United States tariffs and supply-chain disruptions are eroding Mexico's gains as a manufacturing hub, raising the risk that the country slips back into exporting lower-value goods that create few jobs or investment opportunities, data suggest.
Record exports mask a shift
On the surface, Mexico's exports are still breaking records. Shipments surged nearly 33 percent from a year earlier in April to US$72 billion, according to official data released Monday. Imports climbed 24 percent to a record as well, but with a telling detail: intermediate goods used in manufacturing and assembly made up nearly 80 percent of total imports in the first four months of the year.
“Mexico's export profile has deteriorated significantly since last year,” said Gabriela Siller, director of economic analysis at Banco Base. “Mexican exports have become extremely reliant on inputs from Asia that are just assembled in Mexico.”
Shift away from high-value industries
The data suggest Mexico's trade profile is shifting away from more lucrative industries built around highly integrated supply chains, such as its vast auto sector, and back toward lower-value goods that require simpler assembly, or none at all.
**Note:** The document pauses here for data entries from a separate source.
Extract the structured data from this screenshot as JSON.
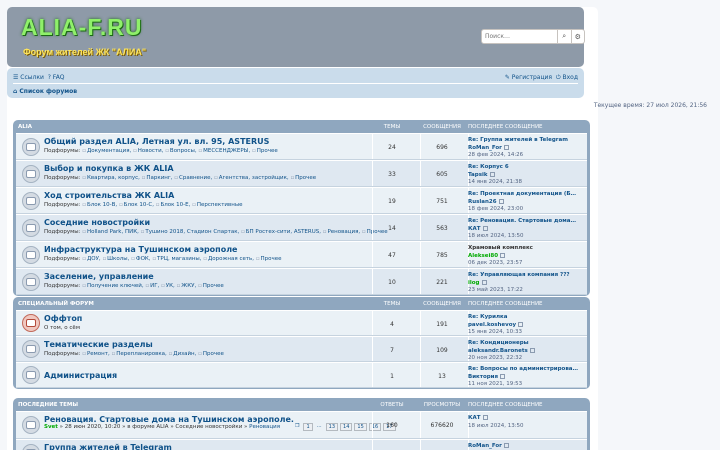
{
  "header": {
    "logo": "ALIA-F.RU",
    "tagline": "Форум жителей ЖК \"АЛИА\"",
    "search_placeholder": "Поиск…"
  },
  "nav": {
    "links": "Ссылки",
    "faq": "FAQ",
    "register": "Регистрация",
    "login": "Вход",
    "breadcrumb": "Список форумов"
  },
  "current_time": "Текущее время: 27 июл 2026, 21:56",
  "colors": {
    "link": "#105289",
    "header_bg": "#8e9aa8",
    "navbar_bg": "#cadceb",
    "category_bg": "#8fa7bf"
  },
  "cat1": {
    "title": "ALIA",
    "col_topics": "ТЕМЫ",
    "col_posts": "СООБЩЕНИЯ",
    "col_last": "ПОСЛЕДНЕЕ СООБЩЕНИЕ",
    "forums": [
      {
        "title": "Общий раздел ALIA, Летная ул. вл. 95, ASTERUS",
        "sub_label": "Подфорумы:",
        "subs": [
          "Документация,",
          "Новости,",
          "Вопросы,",
          "МЕССЕНДЖЕРЫ,",
          "Прочее"
        ],
        "topics": "24",
        "posts": "696",
        "last_title": "Re: Группа жителей в Telegram",
        "last_user": "RoMan_For",
        "last_date": "28 фев 2024, 14:26"
      },
      {
        "title": "Выбор и покупка в ЖК ALIA",
        "sub_label": "Подфорумы:",
        "subs": [
          "Квартира, корпус,",
          "Паркинг,",
          "Сравнение,",
          "Агентства, застройщик,",
          "Прочее"
        ],
        "topics": "33",
        "posts": "605",
        "last_title": "Re: Корпус 6",
        "last_user": "Tapsik",
        "last_date": "14 янв 2024, 21:38"
      },
      {
        "title": "Ход строительства ЖК ALIA",
        "sub_label": "Подфорумы:",
        "subs": [
          "Блок 10-В,",
          "Блок 10-С,",
          "Блок 10-Е,",
          "Перспективные"
        ],
        "topics": "19",
        "posts": "751",
        "last_title": "Re: Проектная документация (Б…",
        "last_user": "Ruslan26",
        "last_date": "18 фев 2024, 23:00"
      },
      {
        "title": "Соседние новостройки",
        "sub_label": "Подфорумы:",
        "subs": [
          "Holland Park, ПИК,",
          "Тушино 2018, Стадион Спартак,",
          "БП Ростех-сити, ASTERUS,",
          "Реновация,",
          "Прочее"
        ],
        "topics": "14",
        "posts": "563",
        "last_title": "Re: Реновация. Стартовые дома…",
        "last_user": "КАТ",
        "last_date": "18 июл 2024, 13:50"
      },
      {
        "title": "Инфраструктура на Тушинском аэрополе",
        "sub_label": "Подфорумы:",
        "subs": [
          "ДОУ,",
          "Школы,",
          "ФОК,",
          "ТРЦ, магазины,",
          "Дорожная сеть,",
          "Прочее"
        ],
        "topics": "47",
        "posts": "785",
        "last_title": "Храмовый комплекс",
        "last_user": "Aleksei80",
        "last_date": "06 дек 2023, 23:57"
      },
      {
        "title": "Заселение, управление",
        "sub_label": "Подфорумы:",
        "subs": [
          "Получение ключей,",
          "ИГ,",
          "УК,",
          "ЖКУ,",
          "Прочее"
        ],
        "topics": "10",
        "posts": "221",
        "last_title": "Re: Управляющая компания ???",
        "last_user": "ilog",
        "last_date": "23 май 2023, 17:22"
      }
    ]
  },
  "cat2": {
    "title": "СПЕЦИАЛЬНЫЙ ФОРУМ",
    "col_topics": "ТЕМЫ",
    "col_posts": "СООБЩЕНИЯ",
    "col_last": "ПОСЛЕДНЕЕ СООБЩЕНИЕ",
    "forums": [
      {
        "title": "Оффтоп",
        "desc": "О том, о сём",
        "topics": "4",
        "posts": "191",
        "last_title": "Re: Курилка",
        "last_user": "pavel.koshevoy",
        "last_date": "15 янв 2024, 10:33"
      },
      {
        "title": "Тематические разделы",
        "sub_label": "Подфорумы:",
        "subs": [
          "Ремонт,",
          "Перепланировка,",
          "Дизайн,",
          "Прочее"
        ],
        "topics": "7",
        "posts": "109",
        "last_title": "Re: Кондиционеры",
        "last_user": "aleksandr.Baronets",
        "last_date": "20 ноя 2023, 22:32"
      },
      {
        "title": "Администрация",
        "topics": "1",
        "posts": "13",
        "last_title": "Re: Вопросы по администрирова…",
        "last_user": "Виктория",
        "last_date": "11 ноя 2021, 19:53"
      }
    ]
  },
  "cat3": {
    "title": "ПОСЛЕДНИЕ ТЕМЫ",
    "col_replies": "ОТВЕТЫ",
    "col_views": "ПРОСМОТРЫ",
    "col_last": "ПОСЛЕДНЕЕ СООБЩЕНИЕ",
    "topics": [
      {
        "title": "Реновация. Стартовые дома на Тушинском аэрополе.",
        "user": "Svet",
        "meta": "» 28 июн 2020, 10:20 » в форуме ALIA » Соседние новостройки »",
        "meta2": "Реновация",
        "pages": [
          "1",
          "…",
          "13",
          "14",
          "15",
          "16",
          "17"
        ],
        "replies": "160",
        "views": "676620",
        "last_user": "КАТ",
        "last_date": "18 июл 2024, 13:50"
      },
      {
        "title": "Группа жителей в Telegram",
        "replies": "149",
        "views": "776466",
        "last_user": "RoMan_For"
      }
    ]
  }
}
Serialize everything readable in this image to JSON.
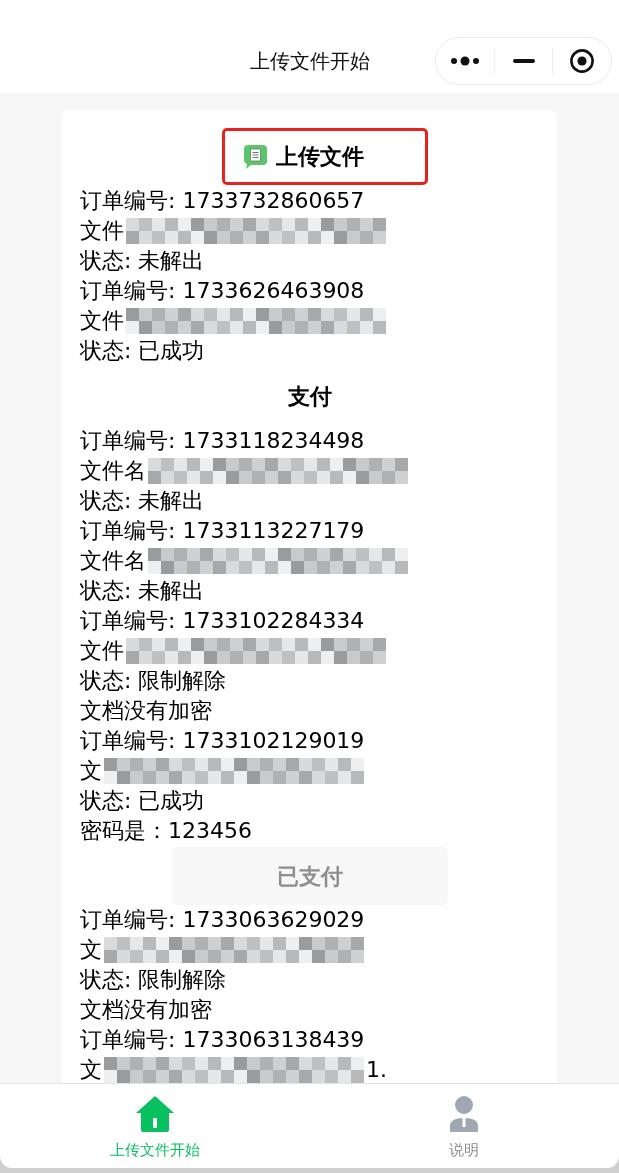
{
  "nav_bar": {
    "title": "上传文件开始"
  },
  "sections": [
    {
      "heading": "上传文件",
      "highlighted": true,
      "has_icon": true,
      "orders": [
        {
          "order_number": "订单编号: 1733732860657",
          "file_label": "文件",
          "status": "状态: 未解出"
        },
        {
          "order_number": "订单编号: 1733626463908",
          "file_label": "文件",
          "status": "状态: 已成功"
        }
      ]
    },
    {
      "heading": "支付",
      "highlighted": false,
      "has_icon": false,
      "orders": [
        {
          "order_number": "订单编号: 1733118234498",
          "file_label": "文件名",
          "status": "状态: 未解出"
        },
        {
          "order_number": "订单编号: 1733113227179",
          "file_label": "文件名",
          "status": "状态: 未解出"
        },
        {
          "order_number": "订单编号: 1733102284334",
          "file_label": "文件",
          "status": "状态: 限制解除",
          "notes": [
            "文档没有加密"
          ]
        },
        {
          "order_number": "订单编号: 1733102129019",
          "file_label": "文",
          "status": "状态: 已成功",
          "notes": [
            "密码是：123456"
          ],
          "button": {
            "label": "已支付",
            "disabled": true
          }
        },
        {
          "order_number": "订单编号: 1733063629029",
          "file_label": "文",
          "status": "状态: 限制解除",
          "notes": [
            "文档没有加密"
          ]
        },
        {
          "order_number": "订单编号: 1733063138439",
          "file_label": "文",
          "file_suffix": "1."
        }
      ]
    }
  ],
  "tab_bar": {
    "items": [
      {
        "label": "上传文件开始",
        "selected": true
      },
      {
        "label": "说明",
        "selected": false
      }
    ]
  }
}
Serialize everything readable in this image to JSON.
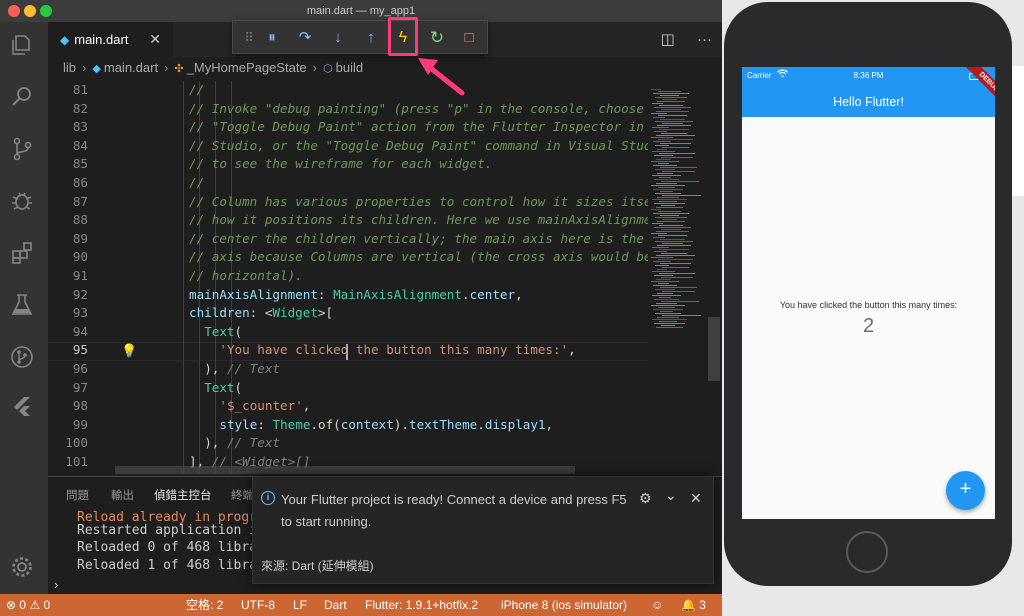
{
  "window": {
    "title": "main.dart — my_app1"
  },
  "tab": {
    "label": "main.dart",
    "close": "✕"
  },
  "editor_actions": {
    "split": "◫",
    "more": "···"
  },
  "breadcrumbs": [
    "lib",
    "main.dart",
    "_MyHomePageState",
    "build"
  ],
  "debug_toolbar": {
    "grip": "⠿",
    "pause": "⏸",
    "step_over": "↷",
    "step_into": "↓",
    "step_out": "↑",
    "hot_reload": "ϟ",
    "restart": "↻",
    "stop": "□"
  },
  "code": [
    {
      "n": "81",
      "parts": [
        [
          "cm",
          "//"
        ]
      ],
      "indent": 0
    },
    {
      "n": "82",
      "parts": [
        [
          "cm",
          "// Invoke \"debug painting\" (press \"p\" in the console, choose"
        ]
      ],
      "indent": 0
    },
    {
      "n": "83",
      "parts": [
        [
          "cm",
          "// \"Toggle Debug Paint\" action from the Flutter Inspector in A"
        ]
      ],
      "indent": 0
    },
    {
      "n": "84",
      "parts": [
        [
          "cm",
          "// Studio, or the \"Toggle Debug Paint\" command in Visual Studi"
        ]
      ],
      "indent": 0
    },
    {
      "n": "85",
      "parts": [
        [
          "cm",
          "// to see the wireframe for each widget."
        ]
      ],
      "indent": 0
    },
    {
      "n": "86",
      "parts": [
        [
          "cm",
          "//"
        ]
      ],
      "indent": 0
    },
    {
      "n": "87",
      "parts": [
        [
          "cm",
          "// Column has various properties to control how it sizes itse"
        ]
      ],
      "indent": 0
    },
    {
      "n": "88",
      "parts": [
        [
          "cm",
          "// how it positions its children. Here we use mainAxisAlignme"
        ]
      ],
      "indent": 0
    },
    {
      "n": "89",
      "parts": [
        [
          "cm",
          "// center the children vertically; the main axis here is the v"
        ]
      ],
      "indent": 0
    },
    {
      "n": "90",
      "parts": [
        [
          "cm",
          "// axis because Columns are vertical (the cross axis would be"
        ]
      ],
      "indent": 0
    },
    {
      "n": "91",
      "parts": [
        [
          "cm",
          "// horizontal)."
        ]
      ],
      "indent": 0
    },
    {
      "n": "92",
      "parts": [
        [
          "prop",
          "mainAxisAlignment"
        ],
        [
          "punc",
          ": "
        ],
        [
          "cls",
          "MainAxisAlignment"
        ],
        [
          "punc",
          "."
        ],
        [
          "prop",
          "center"
        ],
        [
          "punc",
          ","
        ]
      ],
      "indent": 0
    },
    {
      "n": "93",
      "parts": [
        [
          "prop",
          "children"
        ],
        [
          "punc",
          ": <"
        ],
        [
          "cls",
          "Widget"
        ],
        [
          "punc",
          ">["
        ]
      ],
      "indent": 0
    },
    {
      "n": "94",
      "parts": [
        [
          "cls",
          "Text"
        ],
        [
          "punc",
          "("
        ]
      ],
      "indent": 1
    },
    {
      "n": "95",
      "parts": [
        [
          "str",
          "'You have clicked the button this many times:'"
        ],
        [
          "punc",
          ","
        ]
      ],
      "indent": 2
    },
    {
      "n": "96",
      "parts": [
        [
          "punc",
          "), "
        ],
        [
          "gray",
          "// Text"
        ]
      ],
      "indent": 1
    },
    {
      "n": "97",
      "parts": [
        [
          "cls",
          "Text"
        ],
        [
          "punc",
          "("
        ]
      ],
      "indent": 1
    },
    {
      "n": "98",
      "parts": [
        [
          "str",
          "'$_counter'"
        ],
        [
          "punc",
          ","
        ]
      ],
      "indent": 2
    },
    {
      "n": "99",
      "parts": [
        [
          "prop",
          "style"
        ],
        [
          "punc",
          ": "
        ],
        [
          "cls",
          "Theme"
        ],
        [
          "punc",
          "."
        ],
        [
          "fn",
          "of"
        ],
        [
          "punc",
          "("
        ],
        [
          "prop",
          "context"
        ],
        [
          "punc",
          ")."
        ],
        [
          "prop",
          "textTheme"
        ],
        [
          "punc",
          "."
        ],
        [
          "prop",
          "display1"
        ],
        [
          "punc",
          ","
        ]
      ],
      "indent": 2
    },
    {
      "n": "100",
      "parts": [
        [
          "punc",
          "), "
        ],
        [
          "gray",
          "// Text"
        ]
      ],
      "indent": 1
    },
    {
      "n": "101",
      "parts": [
        [
          "punc",
          "], "
        ],
        [
          "gray",
          "// <Widget>[]"
        ]
      ],
      "indent": 0
    }
  ],
  "panel": {
    "tabs": [
      "問題",
      "輸出",
      "偵錯主控台",
      "終端"
    ],
    "lines": [
      "Reload already in progr",
      "Restarted application i",
      "Reloaded 0 of 468 libra",
      "Reloaded 1 of 468 libra"
    ],
    "prompt": "›"
  },
  "notification": {
    "message": "Your Flutter project is ready! Connect a device and press F5 to start running.",
    "source": "來源: Dart (延伸模組)",
    "gear": "⚙",
    "chevron": "⌄",
    "close": "✕"
  },
  "statusbar": {
    "errors": "0",
    "warnings": "0",
    "spaces": "空格: 2",
    "encoding": "UTF-8",
    "eol": "LF",
    "language": "Dart",
    "flutter": "Flutter: 1.9.1+hotfix.2",
    "device": "iPhone 8 (ios simulator)",
    "notifications": "3"
  },
  "simulator": {
    "carrier": "Carrier",
    "time": "8:36 PM",
    "appbar_title": "Hello Flutter!",
    "debug_banner": "DEBUG",
    "counter_label": "You have clicked the button this many times:",
    "counter_value": "2",
    "fab": "+"
  },
  "colors": {
    "accent_highlight": "#ff3a7a",
    "statusbar": "#cc6633",
    "flutter_blue": "#2196f3"
  }
}
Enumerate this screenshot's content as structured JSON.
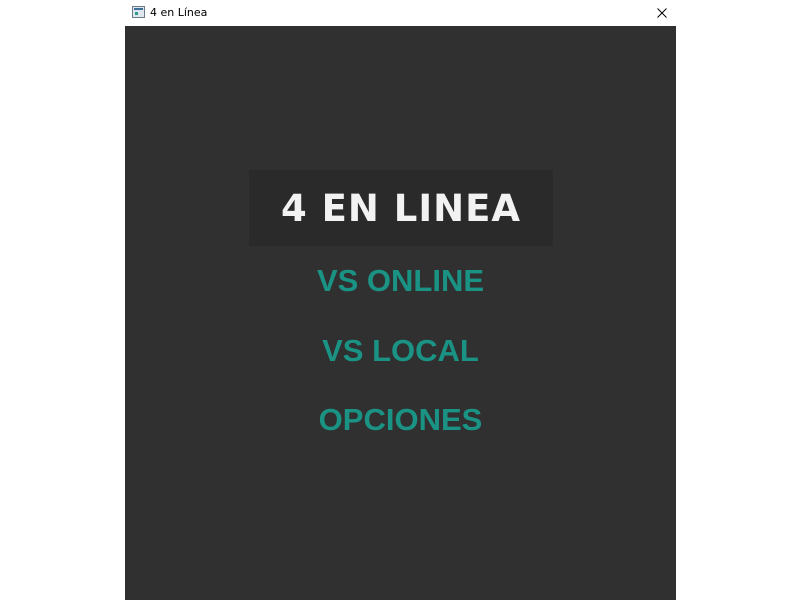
{
  "window": {
    "title": "4 en Línea",
    "app_icon": "window-app-icon",
    "close_icon": "close-icon"
  },
  "menu": {
    "title": "4 EN LINEA",
    "items": [
      {
        "label": "VS ONLINE"
      },
      {
        "label": "VS LOCAL"
      },
      {
        "label": "OPCIONES"
      }
    ]
  },
  "colors": {
    "background": "#303030",
    "title_panel": "#2a2a2a",
    "title_text": "#f2f2f2",
    "menu_text": "#1a9385"
  }
}
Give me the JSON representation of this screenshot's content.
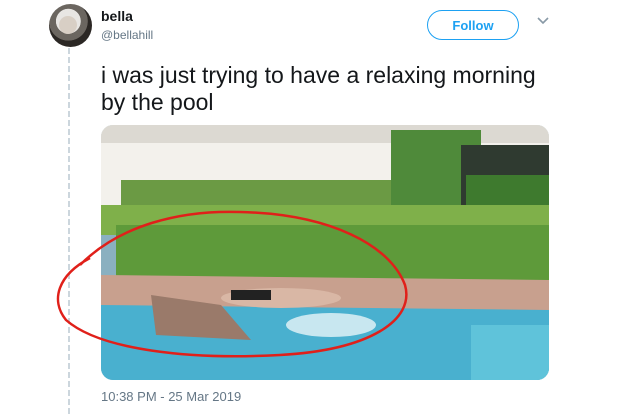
{
  "tweet": {
    "author_name": "bella",
    "author_handle": "@bellahill",
    "follow_label": "Follow",
    "text": "i was just trying to have a relaxing morning by the pool",
    "timestamp": "10:38 PM - 25 Mar 2019"
  },
  "icons": {
    "more": "chevron-down-icon",
    "avatar": "avatar"
  },
  "colors": {
    "accent": "#1da1f2",
    "text": "#14171a",
    "secondary": "#657786",
    "annotation": "#e0201a"
  }
}
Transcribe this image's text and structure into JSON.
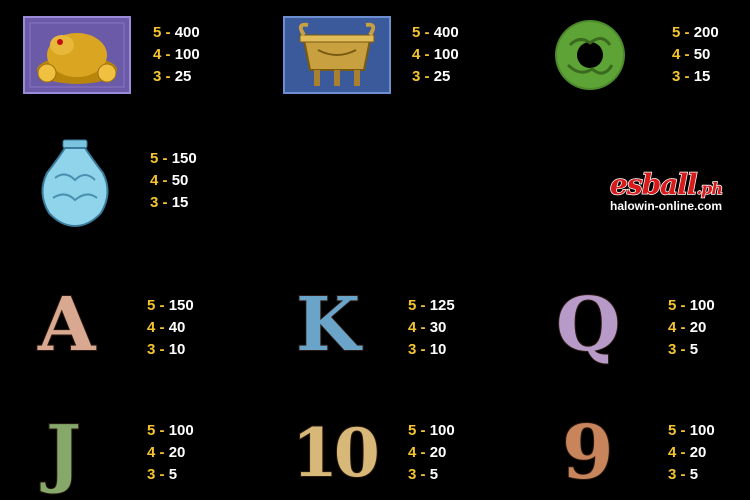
{
  "symbols": [
    {
      "icon": "golden-toad-icon",
      "pays": [
        {
          "count": "5",
          "value": "400"
        },
        {
          "count": "4",
          "value": "100"
        },
        {
          "count": "3",
          "value": "25"
        }
      ]
    },
    {
      "icon": "bronze-cauldron-icon",
      "pays": [
        {
          "count": "5",
          "value": "400"
        },
        {
          "count": "4",
          "value": "100"
        },
        {
          "count": "3",
          "value": "25"
        }
      ]
    },
    {
      "icon": "jade-disc-icon",
      "pays": [
        {
          "count": "5",
          "value": "200"
        },
        {
          "count": "4",
          "value": "50"
        },
        {
          "count": "3",
          "value": "15"
        }
      ]
    },
    {
      "icon": "porcelain-vase-icon",
      "pays": [
        {
          "count": "5",
          "value": "150"
        },
        {
          "count": "4",
          "value": "50"
        },
        {
          "count": "3",
          "value": "15"
        }
      ]
    },
    {
      "icon": "letter-a-icon",
      "glyph": "A",
      "pays": [
        {
          "count": "5",
          "value": "150"
        },
        {
          "count": "4",
          "value": "40"
        },
        {
          "count": "3",
          "value": "10"
        }
      ]
    },
    {
      "icon": "letter-k-icon",
      "glyph": "K",
      "pays": [
        {
          "count": "5",
          "value": "125"
        },
        {
          "count": "4",
          "value": "30"
        },
        {
          "count": "3",
          "value": "10"
        }
      ]
    },
    {
      "icon": "letter-q-icon",
      "glyph": "Q",
      "pays": [
        {
          "count": "5",
          "value": "100"
        },
        {
          "count": "4",
          "value": "20"
        },
        {
          "count": "3",
          "value": "5"
        }
      ]
    },
    {
      "icon": "letter-j-icon",
      "glyph": "J",
      "pays": [
        {
          "count": "5",
          "value": "100"
        },
        {
          "count": "4",
          "value": "20"
        },
        {
          "count": "3",
          "value": "5"
        }
      ]
    },
    {
      "icon": "number-10-icon",
      "glyph": "10",
      "pays": [
        {
          "count": "5",
          "value": "100"
        },
        {
          "count": "4",
          "value": "20"
        },
        {
          "count": "3",
          "value": "5"
        }
      ]
    },
    {
      "icon": "number-9-icon",
      "glyph": "9",
      "pays": [
        {
          "count": "5",
          "value": "100"
        },
        {
          "count": "4",
          "value": "20"
        },
        {
          "count": "3",
          "value": "5"
        }
      ]
    }
  ],
  "watermark": {
    "brand": "esball",
    "suffix": ".ph",
    "site": "halowin-online.com"
  },
  "colors": {
    "background": "#000000",
    "count": "#f4c430",
    "value": "#ffffff",
    "brand": "#d81a1a"
  }
}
That marks a setback for President Claudia Sheinbaum's plan to move Mexico beyond its maquiladora model and toward higher-value exports to the U.S. The goal, outlined in her “Plan Mexico” economic blueprint, now faces even steeper challenges as a high-stakes review of the Canada-U.S.-Mexico Agreement trade pact approaches.
“Mexican factories are essentially triangulating products. They receive high-value inputs and package them for shipment to the U.S.,” Siller said. “If the U.S. strategy was to transform Mexico into a new, closer China, it's succeeding.”
Stagnation in auto exports, boom in computers
In fact, Mexico's exports of light vehicles have stagnated as U.S. tariffs and other barriers to trade with its northern neighbour have increased. At the same time, exports of computer equipment spiked by 144 percent last year, doubling their share of the country's total exports to almost 13 percent, largely due to lower trade barriers for those products in the U.S. plus strong demand from the AI-driven data centre boom. But such triple-digit growth can mask where the Mexican economy would benefit more. While Mexico's automotive industry employs 800,000 people, computer equipment assembly employs only 60,000, mainly in the northern part of the country.
Mining growth without added value
Mining is another sector that underscores the trend of growth without adding value. Metals exports rose 71 percent in April and by an even higher level during the first four months of this year.
—With assistance from Alex Vasquez and Mario Baker Ramirez.